In the standard word count MapReduce algorithm, why might using a combiner reduce the overall Job running time?
A. Because combiners perform local aggregation of word counts, and then transfer that data to reducers without writing the intermediate data to disk.
B. Because combiners perform local aggregation of word counts, thereby allowing the mappers to process input data faster.
C. Because combiners perform local aggregation of word counts, thereby reducing the number of mappers that need to run.
D. Because combiners perform local aggregation of word counts, thereby reducing the number of key-value pairs that need to be snuff let across the network to the reducers.
正解:B
解説: (Pass4Test メンバーにのみ表示されます)
質問 2:
You write a MapReduce job to process 100 files in HDFS. Your MapReduce algorithm uses TextInputFormat and the IdentityReducer: the mapper applies a regular expression over input values and emits key-value pairs with the key consisting of the matching text, and the value containing the filename and byte offset. Determine the difference between setting the number of reducers to zero.
A. There is no difference in output between the two settings.
B. With zero reducers, instances of matching patterns are stored in multiple files on HDFS. With one reducer, all instances of matching patterns are gathered together in one file on HDFS.
C. With zero reducers, no reducer runs and the job throws an exception.
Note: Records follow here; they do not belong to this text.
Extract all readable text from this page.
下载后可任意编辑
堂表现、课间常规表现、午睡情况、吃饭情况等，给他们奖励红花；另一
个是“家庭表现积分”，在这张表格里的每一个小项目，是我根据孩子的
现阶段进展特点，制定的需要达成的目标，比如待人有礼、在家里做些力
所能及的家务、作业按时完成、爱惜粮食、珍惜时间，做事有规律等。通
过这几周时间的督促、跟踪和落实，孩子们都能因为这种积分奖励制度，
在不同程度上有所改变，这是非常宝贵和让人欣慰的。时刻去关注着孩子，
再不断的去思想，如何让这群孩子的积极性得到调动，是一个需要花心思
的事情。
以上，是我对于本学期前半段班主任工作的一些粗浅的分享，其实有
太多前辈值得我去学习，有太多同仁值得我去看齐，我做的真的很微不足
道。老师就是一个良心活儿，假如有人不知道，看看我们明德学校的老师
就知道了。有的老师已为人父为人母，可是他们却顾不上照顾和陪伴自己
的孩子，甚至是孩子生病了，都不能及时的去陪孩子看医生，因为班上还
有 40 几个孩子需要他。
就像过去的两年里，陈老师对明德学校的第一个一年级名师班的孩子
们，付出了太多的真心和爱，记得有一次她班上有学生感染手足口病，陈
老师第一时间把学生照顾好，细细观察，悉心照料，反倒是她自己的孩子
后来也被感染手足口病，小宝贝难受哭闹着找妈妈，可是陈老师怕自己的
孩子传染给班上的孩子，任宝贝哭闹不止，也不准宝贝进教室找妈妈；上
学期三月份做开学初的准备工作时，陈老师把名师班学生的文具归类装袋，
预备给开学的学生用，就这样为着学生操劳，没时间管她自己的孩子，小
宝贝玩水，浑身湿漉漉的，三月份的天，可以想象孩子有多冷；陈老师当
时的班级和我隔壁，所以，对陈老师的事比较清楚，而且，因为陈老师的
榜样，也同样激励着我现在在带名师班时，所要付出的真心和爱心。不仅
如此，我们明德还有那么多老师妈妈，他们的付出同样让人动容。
With one reducer, instances of matching patterns are stored in a single file on HDFS.
D. With zero reducers, all instances of matching patterns are gathered together in one file on HDFS. With one reducer, instances of matching patterns stored in multiple files on HDFS.
正解:B
解説: (Pass4Test メンバーにのみ表示されます)
質問 3:
Given a Mapper, Reducer, and Driver class packaged into a jar, which is the correct way of submitting the job to the cluster?
A. hadoop jar class MyJar.jar MyDriverClass inputdir outputdir
B. jar MyJar.jar
C. hadoop jar MyJar.jar MyDriverClass inputdir outputdir
D. jar MyJar.jar MyDriverClass inputdir outputdir
正解:C
解説: (Pass4Test メンバーにのみ表示されます)
質問 4:
In a MapReduce job, you want each of you input files processed by a single map task. How do you configure a MapReduce job so that a single map task processes each input file regardless of how many blocks the input file occupies?
A. Write a custom FileInputFormat and override the method isSplittable to always return false.
B. Increase the parameter that controls minimum split size in the job configuration.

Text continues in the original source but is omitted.